The event was the unveiling of Collecting Communities: a Carboniferous Cabinet of Wonders, a new permanent exhibit at the fossil centre celebrating collectors, and dedicated to Reid, who passed away in November at the age of 94.
But it was John Calder, senior geologist with the department of natural resources and a close friend of Reid’s, who stole the show with his personal reflections of the Keeper of the Cliffs.
“For Don, it was more than just collecting things; I think his passion was discovery,” said Calder. “The idea that he could walk on the beach and flip over a stone that no human being had ever laid eyes on, or split something open in a rock that hadn’t seen sunlight in 300 million years… that sense of discovery is so primal, so kid-like but beautiful. It’s a wonderful thing he was able to keep that passion.”
He spoke of the valuable contributions Reid made to the fossil record, collecting for so long that he created a meaningful census of the biodiversity and fossil diversity of Joggins.
Reid and his discoveries were also instrumental in the UNESCO World Heritage Site designation achieved for the Joggins Fossil Cliffs, although Calder credited him for being the ambassador for Joggins to the world long before, meeting people on the beach and at his own Joggins Fossil Centre, which opened in 1989.
“When we were trying to get world heritage designation here, we looked through his guestbook and there were people from 44 different countries, every state and province,” said Calder. “They had been through his fossils before the government ever stepped up to do the right thing.”
Calder became emotional while recalling a conversation with Reid and his daughter Gloria when plans were taking shape for the current Joggins Fossil Centre. The planners wanted to be careful not to compete with the centre Reid was already operating in Joggins.
“He said, ‘I’m ready to retire. I just want to walk the beach and talk to people, and I want the fossils I’ve collected to always be here in Joggins after I’m gone.’ So that’s what he did,” said Calder, choking back tears.
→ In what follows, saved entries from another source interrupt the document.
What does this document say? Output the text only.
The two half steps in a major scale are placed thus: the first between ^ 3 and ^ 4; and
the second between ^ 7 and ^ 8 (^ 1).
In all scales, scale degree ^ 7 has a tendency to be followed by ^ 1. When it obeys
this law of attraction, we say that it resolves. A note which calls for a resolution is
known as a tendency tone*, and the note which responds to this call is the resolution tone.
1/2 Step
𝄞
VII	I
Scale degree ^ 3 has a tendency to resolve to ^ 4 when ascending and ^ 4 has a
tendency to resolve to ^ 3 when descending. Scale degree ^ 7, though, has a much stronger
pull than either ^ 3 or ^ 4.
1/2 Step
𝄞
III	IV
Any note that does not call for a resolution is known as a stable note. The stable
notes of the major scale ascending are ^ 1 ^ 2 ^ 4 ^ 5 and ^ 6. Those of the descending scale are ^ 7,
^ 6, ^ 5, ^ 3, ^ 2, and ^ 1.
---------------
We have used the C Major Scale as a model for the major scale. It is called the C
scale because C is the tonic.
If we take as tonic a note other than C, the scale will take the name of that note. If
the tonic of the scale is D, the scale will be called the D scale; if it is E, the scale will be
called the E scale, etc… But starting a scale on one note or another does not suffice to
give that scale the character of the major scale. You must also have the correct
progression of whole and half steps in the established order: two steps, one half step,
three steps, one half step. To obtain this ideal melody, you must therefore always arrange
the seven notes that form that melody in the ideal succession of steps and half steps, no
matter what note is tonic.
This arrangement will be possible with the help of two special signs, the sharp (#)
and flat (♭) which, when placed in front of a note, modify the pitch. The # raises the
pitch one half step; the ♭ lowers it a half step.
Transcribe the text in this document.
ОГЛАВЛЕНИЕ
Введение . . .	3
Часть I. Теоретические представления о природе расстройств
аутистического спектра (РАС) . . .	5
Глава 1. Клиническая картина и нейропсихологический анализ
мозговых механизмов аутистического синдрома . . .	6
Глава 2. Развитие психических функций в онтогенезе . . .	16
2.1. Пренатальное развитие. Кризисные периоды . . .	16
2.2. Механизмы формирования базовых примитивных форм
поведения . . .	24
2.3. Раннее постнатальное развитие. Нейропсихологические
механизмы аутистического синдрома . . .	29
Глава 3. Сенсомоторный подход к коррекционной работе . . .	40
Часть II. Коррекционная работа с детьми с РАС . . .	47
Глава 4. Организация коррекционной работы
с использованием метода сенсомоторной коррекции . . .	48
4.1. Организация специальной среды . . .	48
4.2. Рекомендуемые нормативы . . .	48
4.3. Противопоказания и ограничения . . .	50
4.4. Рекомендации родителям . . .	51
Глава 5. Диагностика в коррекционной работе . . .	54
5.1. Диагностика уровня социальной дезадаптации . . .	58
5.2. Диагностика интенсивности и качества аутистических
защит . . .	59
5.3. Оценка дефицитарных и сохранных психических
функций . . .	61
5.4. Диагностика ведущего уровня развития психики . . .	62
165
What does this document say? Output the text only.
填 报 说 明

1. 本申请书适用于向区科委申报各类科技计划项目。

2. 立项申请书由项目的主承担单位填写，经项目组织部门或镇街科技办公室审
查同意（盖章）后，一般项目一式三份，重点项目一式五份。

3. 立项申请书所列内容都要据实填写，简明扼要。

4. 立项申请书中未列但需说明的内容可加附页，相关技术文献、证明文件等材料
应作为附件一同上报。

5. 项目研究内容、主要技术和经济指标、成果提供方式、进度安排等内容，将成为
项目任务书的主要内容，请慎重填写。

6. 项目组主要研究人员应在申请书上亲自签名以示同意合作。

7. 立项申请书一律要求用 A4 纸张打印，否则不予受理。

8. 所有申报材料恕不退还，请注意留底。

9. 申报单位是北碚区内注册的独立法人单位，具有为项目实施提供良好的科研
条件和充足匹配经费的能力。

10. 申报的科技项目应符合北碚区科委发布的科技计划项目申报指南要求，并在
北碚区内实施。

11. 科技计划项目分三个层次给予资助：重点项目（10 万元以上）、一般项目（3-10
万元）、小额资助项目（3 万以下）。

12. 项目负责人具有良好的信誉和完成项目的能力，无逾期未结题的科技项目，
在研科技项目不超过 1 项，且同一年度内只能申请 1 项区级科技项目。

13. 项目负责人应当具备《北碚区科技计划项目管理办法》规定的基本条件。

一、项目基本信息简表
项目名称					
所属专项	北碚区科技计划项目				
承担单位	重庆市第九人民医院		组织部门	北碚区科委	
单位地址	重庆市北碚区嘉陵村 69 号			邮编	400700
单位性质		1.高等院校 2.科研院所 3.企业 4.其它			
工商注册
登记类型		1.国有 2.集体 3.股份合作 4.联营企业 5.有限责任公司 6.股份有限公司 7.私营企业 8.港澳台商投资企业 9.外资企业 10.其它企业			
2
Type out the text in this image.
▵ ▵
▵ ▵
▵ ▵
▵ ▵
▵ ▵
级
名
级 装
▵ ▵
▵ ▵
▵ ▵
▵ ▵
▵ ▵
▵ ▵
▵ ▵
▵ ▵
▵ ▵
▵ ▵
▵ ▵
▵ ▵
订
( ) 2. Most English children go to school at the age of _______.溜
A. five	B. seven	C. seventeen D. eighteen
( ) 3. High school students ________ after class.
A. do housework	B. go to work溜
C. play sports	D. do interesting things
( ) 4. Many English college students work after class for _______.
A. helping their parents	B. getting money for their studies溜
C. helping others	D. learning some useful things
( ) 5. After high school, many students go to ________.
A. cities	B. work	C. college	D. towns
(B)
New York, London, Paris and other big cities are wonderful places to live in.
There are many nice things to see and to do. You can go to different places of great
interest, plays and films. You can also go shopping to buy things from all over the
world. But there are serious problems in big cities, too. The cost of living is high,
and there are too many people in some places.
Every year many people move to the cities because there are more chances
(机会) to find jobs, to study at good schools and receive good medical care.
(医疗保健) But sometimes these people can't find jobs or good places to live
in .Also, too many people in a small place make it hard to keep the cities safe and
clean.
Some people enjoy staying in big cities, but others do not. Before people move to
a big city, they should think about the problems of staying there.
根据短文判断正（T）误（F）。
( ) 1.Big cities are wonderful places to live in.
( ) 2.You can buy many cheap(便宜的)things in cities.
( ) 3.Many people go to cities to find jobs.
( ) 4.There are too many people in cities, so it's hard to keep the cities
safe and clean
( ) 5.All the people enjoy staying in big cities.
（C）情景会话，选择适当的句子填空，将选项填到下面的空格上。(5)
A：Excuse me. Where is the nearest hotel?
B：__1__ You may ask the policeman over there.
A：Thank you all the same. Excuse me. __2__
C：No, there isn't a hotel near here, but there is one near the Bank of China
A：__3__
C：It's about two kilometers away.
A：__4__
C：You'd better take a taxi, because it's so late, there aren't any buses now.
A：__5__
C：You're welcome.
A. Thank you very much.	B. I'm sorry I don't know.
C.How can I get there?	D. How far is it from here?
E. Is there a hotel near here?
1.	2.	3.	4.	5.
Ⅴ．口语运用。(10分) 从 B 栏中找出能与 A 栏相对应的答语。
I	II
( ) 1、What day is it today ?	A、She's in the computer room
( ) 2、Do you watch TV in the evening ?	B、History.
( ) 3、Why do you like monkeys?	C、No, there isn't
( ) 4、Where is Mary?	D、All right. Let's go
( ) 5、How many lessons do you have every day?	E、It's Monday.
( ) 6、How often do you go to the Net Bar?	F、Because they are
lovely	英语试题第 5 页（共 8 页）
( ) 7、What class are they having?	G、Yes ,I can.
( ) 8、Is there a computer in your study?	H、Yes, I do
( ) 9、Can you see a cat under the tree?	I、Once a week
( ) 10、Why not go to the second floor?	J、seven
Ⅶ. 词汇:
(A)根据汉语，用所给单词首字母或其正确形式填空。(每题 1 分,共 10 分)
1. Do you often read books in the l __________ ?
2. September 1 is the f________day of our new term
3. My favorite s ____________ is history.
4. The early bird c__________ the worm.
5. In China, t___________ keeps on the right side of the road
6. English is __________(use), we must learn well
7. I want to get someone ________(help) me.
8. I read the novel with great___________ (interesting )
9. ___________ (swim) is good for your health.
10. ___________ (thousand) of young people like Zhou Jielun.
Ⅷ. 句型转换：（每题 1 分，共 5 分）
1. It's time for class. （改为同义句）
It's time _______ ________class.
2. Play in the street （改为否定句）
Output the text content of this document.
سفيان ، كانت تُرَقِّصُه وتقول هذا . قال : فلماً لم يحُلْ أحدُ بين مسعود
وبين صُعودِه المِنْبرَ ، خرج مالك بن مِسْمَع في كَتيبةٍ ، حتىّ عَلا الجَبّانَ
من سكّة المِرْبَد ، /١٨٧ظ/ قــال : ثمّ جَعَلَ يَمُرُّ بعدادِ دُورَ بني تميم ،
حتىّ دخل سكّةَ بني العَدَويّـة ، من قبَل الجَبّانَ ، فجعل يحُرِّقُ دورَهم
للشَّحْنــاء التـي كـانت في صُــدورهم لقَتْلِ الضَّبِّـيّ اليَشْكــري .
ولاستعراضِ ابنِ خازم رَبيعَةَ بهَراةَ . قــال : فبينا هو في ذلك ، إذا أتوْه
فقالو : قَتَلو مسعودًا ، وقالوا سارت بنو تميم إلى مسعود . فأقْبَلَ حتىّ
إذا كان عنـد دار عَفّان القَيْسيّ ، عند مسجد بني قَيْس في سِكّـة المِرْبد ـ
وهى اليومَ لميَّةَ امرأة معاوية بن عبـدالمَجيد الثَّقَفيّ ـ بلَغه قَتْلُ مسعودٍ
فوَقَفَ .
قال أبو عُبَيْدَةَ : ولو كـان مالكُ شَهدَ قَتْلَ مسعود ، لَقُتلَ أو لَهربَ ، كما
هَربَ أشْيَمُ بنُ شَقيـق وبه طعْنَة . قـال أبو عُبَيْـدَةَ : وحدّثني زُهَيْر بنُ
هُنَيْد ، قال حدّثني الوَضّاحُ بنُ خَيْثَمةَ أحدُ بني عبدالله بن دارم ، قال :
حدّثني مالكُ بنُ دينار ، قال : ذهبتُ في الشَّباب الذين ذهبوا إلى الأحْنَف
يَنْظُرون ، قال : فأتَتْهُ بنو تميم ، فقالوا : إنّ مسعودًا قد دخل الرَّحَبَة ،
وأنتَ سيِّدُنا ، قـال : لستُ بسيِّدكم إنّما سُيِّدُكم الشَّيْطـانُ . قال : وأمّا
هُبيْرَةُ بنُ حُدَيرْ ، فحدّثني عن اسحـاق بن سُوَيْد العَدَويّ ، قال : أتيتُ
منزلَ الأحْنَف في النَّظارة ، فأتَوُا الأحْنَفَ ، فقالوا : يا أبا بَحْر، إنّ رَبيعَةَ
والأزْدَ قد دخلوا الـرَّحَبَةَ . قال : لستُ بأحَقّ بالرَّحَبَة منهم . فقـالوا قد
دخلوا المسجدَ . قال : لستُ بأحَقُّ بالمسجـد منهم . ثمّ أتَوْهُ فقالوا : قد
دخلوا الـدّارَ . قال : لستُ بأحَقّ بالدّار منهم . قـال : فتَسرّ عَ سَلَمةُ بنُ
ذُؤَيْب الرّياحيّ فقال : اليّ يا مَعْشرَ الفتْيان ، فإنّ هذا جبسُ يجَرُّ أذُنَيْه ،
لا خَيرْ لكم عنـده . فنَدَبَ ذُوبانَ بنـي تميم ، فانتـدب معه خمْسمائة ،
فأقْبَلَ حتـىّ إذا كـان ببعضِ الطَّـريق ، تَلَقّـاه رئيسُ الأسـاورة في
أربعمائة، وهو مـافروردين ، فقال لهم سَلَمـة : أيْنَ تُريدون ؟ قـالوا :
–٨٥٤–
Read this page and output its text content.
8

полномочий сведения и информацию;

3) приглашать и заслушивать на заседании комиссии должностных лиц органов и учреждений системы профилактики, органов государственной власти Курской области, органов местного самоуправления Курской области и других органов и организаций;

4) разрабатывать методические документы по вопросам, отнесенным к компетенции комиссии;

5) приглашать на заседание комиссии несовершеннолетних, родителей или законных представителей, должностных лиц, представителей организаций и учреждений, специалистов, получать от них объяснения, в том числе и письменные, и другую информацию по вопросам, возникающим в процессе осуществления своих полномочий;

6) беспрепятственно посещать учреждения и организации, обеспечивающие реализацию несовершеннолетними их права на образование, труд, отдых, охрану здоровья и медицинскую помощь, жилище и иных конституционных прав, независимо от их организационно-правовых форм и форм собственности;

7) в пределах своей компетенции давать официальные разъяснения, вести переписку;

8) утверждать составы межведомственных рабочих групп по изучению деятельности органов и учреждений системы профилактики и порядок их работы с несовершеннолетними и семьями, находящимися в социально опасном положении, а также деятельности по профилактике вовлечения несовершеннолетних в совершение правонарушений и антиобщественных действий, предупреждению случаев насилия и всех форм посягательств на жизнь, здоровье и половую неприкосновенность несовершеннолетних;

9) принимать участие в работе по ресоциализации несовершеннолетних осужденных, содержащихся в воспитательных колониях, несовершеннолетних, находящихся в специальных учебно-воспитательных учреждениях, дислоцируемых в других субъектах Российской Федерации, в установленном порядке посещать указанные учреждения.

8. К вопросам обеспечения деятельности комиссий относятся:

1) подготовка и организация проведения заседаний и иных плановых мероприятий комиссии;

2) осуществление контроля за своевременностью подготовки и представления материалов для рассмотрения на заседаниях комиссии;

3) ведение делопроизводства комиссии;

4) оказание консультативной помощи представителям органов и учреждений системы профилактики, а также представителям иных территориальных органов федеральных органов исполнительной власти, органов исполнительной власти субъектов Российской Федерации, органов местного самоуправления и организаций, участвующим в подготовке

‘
Many of those fossils can be found throughout the Joggins Fossil Centre, and many more will be distributed across the province in a new initiative Calder announced during his talk. Boxes containing fossils discovered by Reid will be sent to every school in Nova Scotia, giving students a first-hand look at some of the discoveries he made in Joggins.
“He would be so thrilled to do this,” said Calder. “It would be a doorway for an inner city kid from Halifax or from the north end of Dartmouth, to touch a fossil from Joggins that they would never get the chance to do. Other kids will be able to say they want to go there, and see for themselves.”
About 50 people were on hand in Joggins for the event, which also included a talk from Janine Rogers and Thaddeus Holownia of Mount Allison University. Rogers, who was co-curator of the new cabinet of wonders exhibit with Melissa Grey, spoke about the “Art of Science of the Cabinet of Wonders,” while Holownia gave a photographic presentation titled “Joggins – A Life’s Work and Other Landscapes.”